Unfortunately, yes - this is something not currently possible with only CSS. As mentioned in the answers and comments to this question, there is currently no way to make the parent element receive styling based on its children.

In order to do what you're wanting, you would essentially have to detect which of the children (<option>) is selected, and then style the parent accordingly.

You could, however, accomplish this with a very simple jQuery call, as follows:

HTML

<select>
  <option value="foo">Foo!</option>
  <option value="bar">Bar!</option>
</select>

jQuery

var $select = $('select');
$select.each(function() {
    $(this).addClass($(this).children(':selected').val());
}).on('change', function(ev) {
    $(this).attr('class', '').addClass($(this).children(':selected').val());
});

CSS

select, option { background: #fff; }
select.foo, option[value="foo"] { background: red; }
select.bar, option[value="bar"] { background: green; }

Here is a working jsFiddle.

Back to the question about the future of selectors. Yes - the "Subject" selectors are intended to do exactly what you mention. If/when they ever actually go live in modern browsers, you could adapt the above code to:

select { background: #fff; }
!select > option[value="foo"]:checked { background: red; }
!select > option[value="bar"]:checked { background: green; }

As a side-note, there is still debate about whether the ! should go before or after the subject. This is based on the programming standard of !something meaning "not something". As a result, the subject-based CSS might actually wind up looking like this instead:

select { background: #fff; }
select! > option[value="foo"]:checked { background: red; }
select! > option[value="bar"]:checked { background: green; }

Impossible? Hold my beer.

Make the select element aware of the current option. CSS can handle the rest. For this, all we need is a value assignment in the onchange event. With a little more effort you can also initialize the <select> tag by its original value; not included below but it's super easy, just give it a "data-chosen" property when composing the markup.

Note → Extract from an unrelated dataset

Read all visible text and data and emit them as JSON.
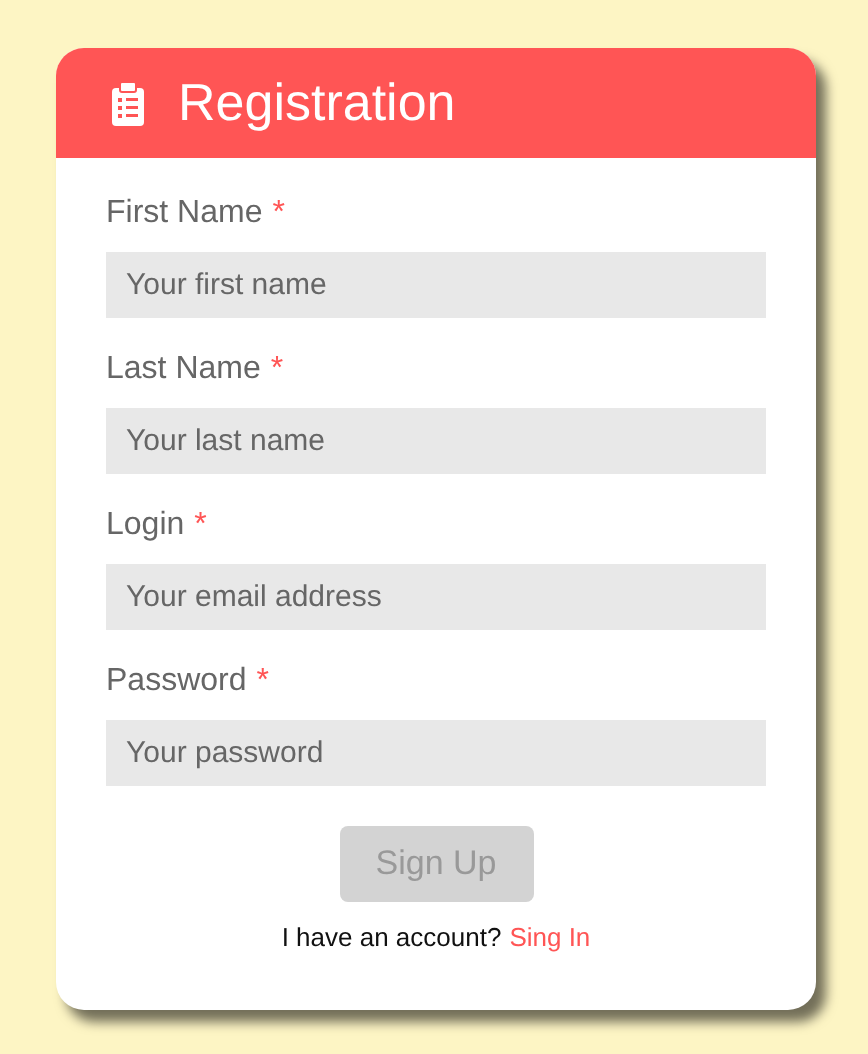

    <select onchange=" this.dataset.chosen = this.value; ">
        ...
        ...
    </select>

And now you can easily target & style it:

select[data-chosen='opt3'] { 
    border: 2px solid red;
}

See on CodePen.

Side note: "chosen" is no magic word, just a descriptive name - it could be "SantaClaus". It would also look better that way.


So here is what I found on it being possible. The biggest issue is that after you have selected an element, the background color doesn't change because the select element isn't actually redrawn (seems more prevailant in IE - go figure). So even though you select a different option, that option isn't hightlighted in the list when you click the select element again.

To fix the redrawing issues in IE, it required changing the font-size by a minimal amount, +-.1. The other thing, which doesn't seem to be documented well, is that the pseudo class :checked does also work on select controls.

The fiddler to show the added css that makes it possible.

I only briefly played with it on Chrome and IE9, fyi.

EDIT: Obviously, you will need to set the [value="x"] to your desired value for specific option highlighting.